Launch angles…exit velocity…linear weights…I grew up associating those terms with a NASA spacecraft launch. Hitting a baseball? It was simple…see the ball, hit the ball; put the bat on the ball; level swing. Throw simple out the window.
The thought process of “Take two and hit to right…” is a lost art. It is rare that a hitter goes up to the plate and actually takes a level swing and hits the ball where it is pitched; that a player goes up with the actual intent to hit the ball to the opposite field. Everyone is so “pull happy” trying to jerk the ball out of the park on every swing. Which leads to the elimination of what was designed to be a baseball alignment and led to “the shift.” That “shift” leaves wide open holes. So why not just smack one toward one of those holes? Hit ‘em where they ain’t don’t work anymore? Wouldn’t that concept eliminate the ability to employ the shift? Forgetting about laying down a bunt…players simply don’t know how.
Players would rather suffer the fate of “…hit into the shift…” (I am so sick of hearing that said during a broadcast) or a strikeout than getting a single through the hole?
How about the good old “…a walk is as good as a hit?” It used to be. In fact, way, way back over a century ago, walks were counted as hits. But, apparently, the concept of “getting on base” has become meaningless.
It has become acceptable to strikeout well over 100 times while trying to launch home runs into the upper stratosphere. And so we are subjected to games that are, in reality, altered versions of Home Run Derby.
And what gets me is that it is, in fact, possible to hit for power and not strikeout. It’s been done.
Babe Ruth. Remember him? He hit 714 home runs over a 22-year career. Although the first five years he was mostly a pitcher and so his hitting stats were mostly compiled over 17 seasons. Regardless, he walloped over 700 dingers and some how, some way, incredibly never struck out 100 times in any season. Ruth actually hit for a .342 career batting average and had an on base percentage of .474! The Babe walked over 700 more times than he struck out during his illustrious career, striking out 12 times every 100 plate appearances.

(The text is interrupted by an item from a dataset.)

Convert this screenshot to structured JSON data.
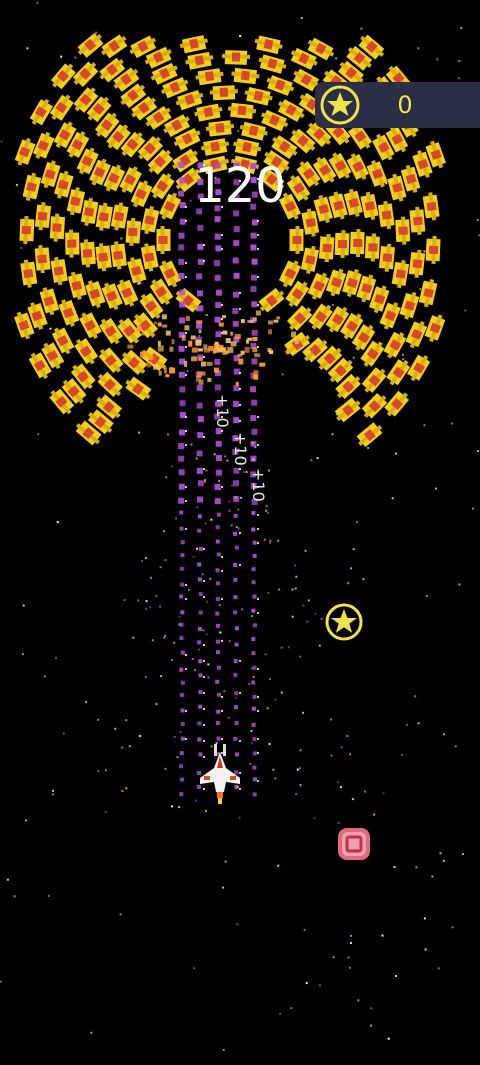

Mike Trout, considered to be the best all-around player in today’s era, has launched 308 home runs, thus far, now in his 11th season. He has struck out over 100 times in seven of those seasons first 10 seasons, topping out with 184 K’s in a season in which he had an OBP of .377. He is on pace to strike out over 700 times more than he walks during his career, striking out at a rate of 21 times every 100 plate appearances…the complete antithesis of Ruth. Trout is averaging 152 K’s for his career, while sporting a .305 batting average and not-to-shabby .419 OBP.
In another era, a 5-foot, 7-inch Yogi Berra was able to smack 358 home runs. He was considered a “bad ball” hitter…meaning…he could hit anything especially pitches well out of the strike zone. He swung at anything and everything. And guess what? He never, ever, struck out more than 38 times in any season. Over the course of 19 seasons he struck out a total of 414 times while compiling a .285 batting average and OBP of .348 while hitting those 358 pitches out of the park. He struck out five (5) times every 100 plate appearances. FIVE!!!
How about Mike Piazza? He made it to the Hall of Fame after clobbering 427 home runs. And you know what? He, too, never struck out 100 times in any season while hitting .308 with an OBP of .377. He “launched” some pretty long balls himself.
So you believe that the manager Luis Rojas is at fault because the team is not hitting? Take a look around the Major Leagues and all around baseball today. Teams are not “hitting” because they are plagued by this epidemic. Players are suffering from the delusions created by launch angles, exit velocities, and linear weights. Perhaps if they got back to “see the ball, hit the ball” and “hit ‘em where they ain’t” we might see less strikeouts, less hitting into the shift, and less of the new game of Home Run Derby and more of the real game of baseball. I guess I am just a traditional kind of guy.